Of course, this isn't the best or most perfect way to do this (as Suuzin pointed out a couple of months ago, when she said that this need to crossdress is an unfortunate result of social rigidity), but it's the best that my own soul has been able to devise, given that rigidity. And, this, from a time before I was even of school age. It's so much a part of who I am now that I couldn't change it no matter how hard I tried (this is the one aspect that Suuzin and many SO's often fail to grasp). I wish I lived in a perfect world. I really do. But the road to despair is paved with unfulfilled desires. So I ask myself this: what, then, are those of my desires I actually can fulfill? Well, one of them is to accept and love the people around me for who they are, to care about them, to encourage them to see their own beauty and strength. To tell them that I love them. Regardless of whether they're men or women, transgendered or not. Men resist doing this. Women don't. That society condemns me for the fact that I feel I can only do this by welding myself to what is most traditionally feminine in me is one thing; that I would condemn myself for it is something else entirely. Something I will no longer do. Conformity kills.
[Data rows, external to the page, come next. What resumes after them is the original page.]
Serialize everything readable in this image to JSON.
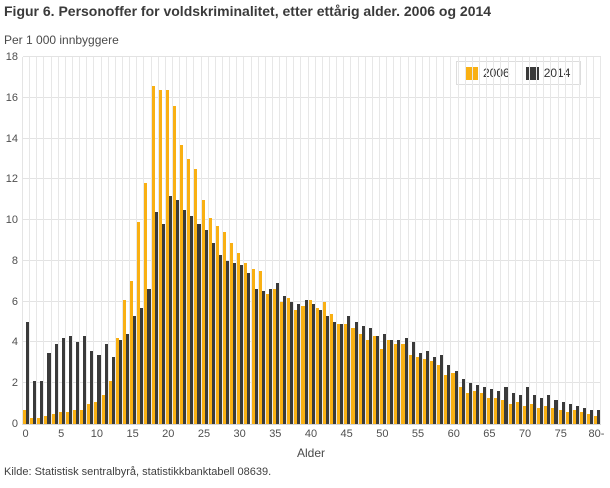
{
  "figure": {
    "title": "Figur 6. Personoffer for voldskriminalitet, etter ettårig alder. 2006 og 2014",
    "unit_label": "Per 1 000 innbyggere",
    "axis_title": "Alder",
    "source": "Kilde: Statistisk sentralbyrå, statistikkbanktabell 08639."
  },
  "legend": {
    "items": [
      {
        "label": "2006",
        "color": "#f9b013"
      },
      {
        "label": "2014",
        "color": "#3a3a3a"
      }
    ]
  },
  "chart_data": {
    "type": "bar",
    "title": "Figur 6. Personoffer for voldskriminalitet, etter ettårig alder. 2006 og 2014",
    "xlabel": "Alder",
    "ylabel": "Per 1 000 innbyggere",
    "ylim": [
      0,
      18
    ],
    "y_ticks": [
      0,
      2,
      4,
      6,
      8,
      10,
      12,
      14,
      16,
      18
    ],
    "x_tick_step": 5,
    "x_tick_labels": [
      "0",
      "5",
      "10",
      "15",
      "20",
      "25",
      "30",
      "35",
      "40",
      "45",
      "50",
      "55",
      "60",
      "65",
      "70",
      "75",
      "80-"
    ],
    "grid": "horizontal lines and per-category vertical lines",
    "legend_position": "top-right",
    "categories": [
      "0",
      "1",
      "2",
      "3",
      "4",
      "5",
      "6",
      "7",
      "8",
      "9",
      "10",
      "11",
      "12",
      "13",
      "14",
      "15",
      "16",
      "17",
      "18",
      "19",
      "20",
      "21",
      "22",
      "23",
      "24",
      "25",
      "26",
      "27",
      "28",
      "29",
      "30",
      "31",
      "32",
      "33",
      "34",
      "35",
      "36",
      "37",
      "38",
      "39",
      "40",
      "41",
      "42",
      "43",
      "44",
      "45",
      "46",
      "47",
      "48",
      "49",
      "50",
      "51",
      "52",
      "53",
      "54",
      "55",
      "56",
      "57",
      "58",
      "59",
      "60",
      "61",
      "62",
      "63",
      "64",
      "65",
      "66",
      "67",
      "68",
      "69",
      "70",
      "71",
      "72",
      "73",
      "74",
      "75",
      "76",
      "77",
      "78",
      "79",
      "80-"
    ],
    "series": [
      {
        "name": "2006",
        "color": "#f9b013",
        "values": [
          0.7,
          0.3,
          0.3,
          0.4,
          0.5,
          0.6,
          0.6,
          0.7,
          0.7,
          1.0,
          1.1,
          1.4,
          2.1,
          4.2,
          6.1,
          7.0,
          9.9,
          11.8,
          16.6,
          16.4,
          16.4,
          15.6,
          13.7,
          13.0,
          12.5,
          11.0,
          10.1,
          9.7,
          9.4,
          8.9,
          8.4,
          7.9,
          7.6,
          7.5,
          6.4,
          6.6,
          6.0,
          6.2,
          5.6,
          5.8,
          6.1,
          5.7,
          6.0,
          5.4,
          4.9,
          4.9,
          4.7,
          4.4,
          4.1,
          4.3,
          3.7,
          4.1,
          3.9,
          3.9,
          3.4,
          3.3,
          3.2,
          3.1,
          2.9,
          2.4,
          2.5,
          1.8,
          1.5,
          1.6,
          1.5,
          1.3,
          1.3,
          1.2,
          1.0,
          1.1,
          0.9,
          1.0,
          0.8,
          0.9,
          0.8,
          0.7,
          0.6,
          0.7,
          0.6,
          0.5,
          0.4
        ]
      },
      {
        "name": "2014",
        "color": "#3a3a3a",
        "values": [
          5.0,
          2.1,
          2.1,
          3.5,
          3.9,
          4.2,
          4.3,
          4.0,
          4.3,
          3.6,
          3.4,
          3.9,
          3.3,
          4.1,
          4.4,
          5.3,
          5.7,
          6.6,
          10.4,
          9.8,
          11.2,
          11.0,
          10.5,
          10.2,
          9.8,
          9.5,
          8.9,
          8.3,
          8.0,
          7.9,
          7.8,
          7.4,
          6.6,
          6.5,
          6.6,
          6.9,
          6.3,
          6.0,
          5.9,
          6.1,
          5.9,
          5.6,
          5.3,
          5.0,
          4.9,
          5.3,
          5.0,
          4.8,
          4.7,
          4.3,
          4.4,
          4.1,
          4.1,
          4.2,
          4.0,
          3.5,
          3.6,
          3.3,
          3.4,
          2.9,
          2.6,
          2.2,
          2.0,
          1.9,
          1.8,
          1.7,
          1.6,
          1.8,
          1.5,
          1.4,
          1.8,
          1.4,
          1.3,
          1.4,
          1.2,
          1.1,
          1.0,
          0.9,
          0.8,
          0.7,
          0.7
        ]
      }
    ]
  }
}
Having said all this (and to come back to the original point), clothes do not make the man... any more than they do the woman. Heels, silk, and the scent of lipstick can be just as much of a prison (for both women and transgendered men) as is the inability to express emotions and feelings of love and caring. It may be that, to an outsider, I'm just another man in a dress, but the one who never gives himself or herself the trouble to explore what's behind my gender facade, merely on the strength of such a summary judgment, is a person in a straightjacket. And that, my friends, is a lot less comfortable than the tightest, black satin corset.